I have worked quite extensively with XML itself in R, actually on mzML files and not on mzXML files, but the principle is the same.
It is a very versatile method to get a lot of additional data out.
A code snippet I used, this one reads out the instrument configuration sections from a mzML file (the mzXML files are simpler, in general.

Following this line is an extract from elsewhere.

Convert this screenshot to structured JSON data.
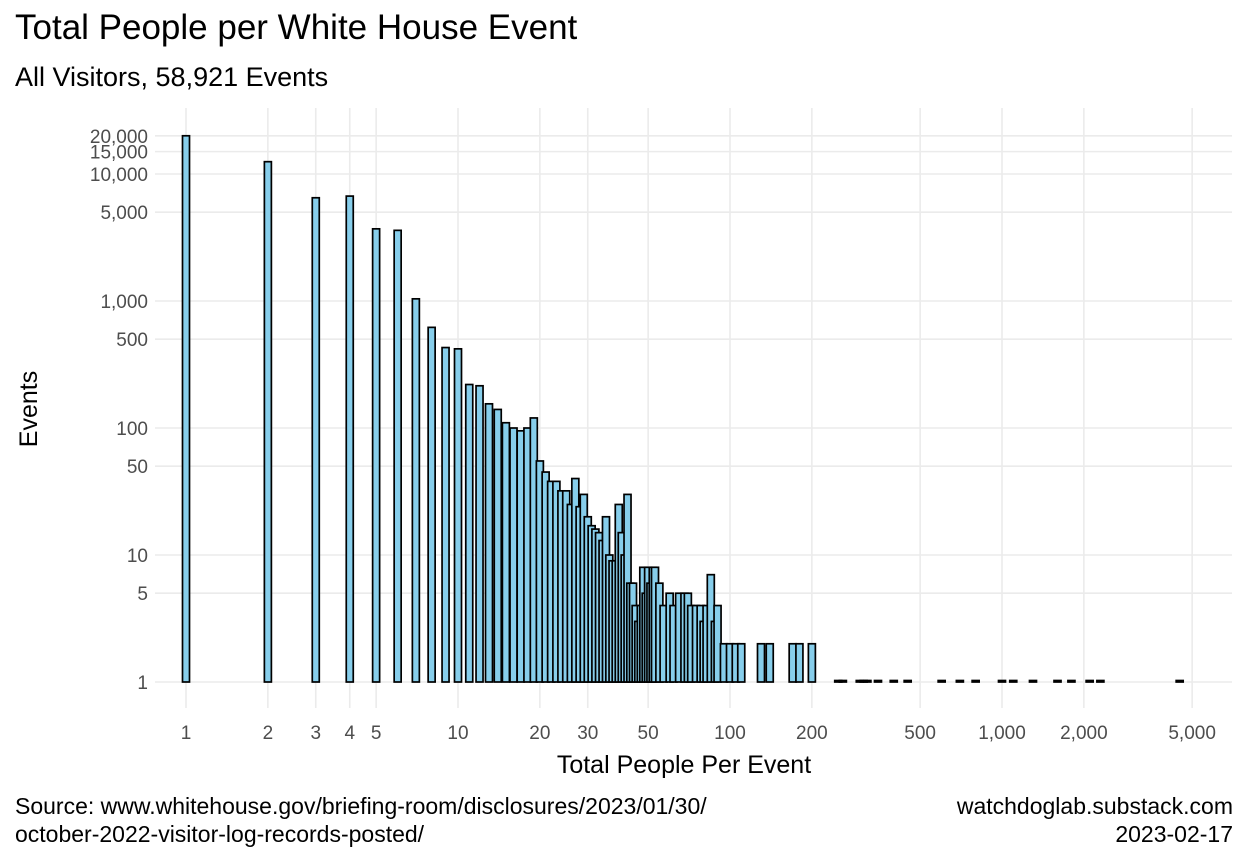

Just open it as a text file and you can easily orient yourself in the structure)
package(XML)
openXML.mzML <- function(filename)
{
mzml <- xmlTreeParse(filename, asText=F, useInternalNodes=T,
fullNamespaceInfo=T,useDotNames=T)
return(mzml)
}
getConfigs.mzML <- function(mzml)
{
instrumentConfigs <- getNodeSet(mzml,
"/m:indexedmzML/m:mzML/m:instrumentConfigurationList/m:instrumentConfiguration",
c(m="http://psi.hupo.org/ms/mzml"))
configs <- t(sapply(instrumentConfigs, function(ic){
id <- xmlAttrs(ic)[["id"]]
analyzer <- getNodeSet(ic, "m:componentList/m:analyzer/m:cvParam",
c(m="http://psi.hupo.org/ms/mzml"))
analyzerName <- xmlAttrs(analyzer[[1]])[["name"]]
analyzerMSO <- xmlAttrs(analyzer[[1]])[["accession"]]
return(c(id, analyzerName, analyzerMSO))
}))
rownames(configs) <- configs[,1]
colnames(configs) <- c("ID", "name", "ontology")
return(configs)
}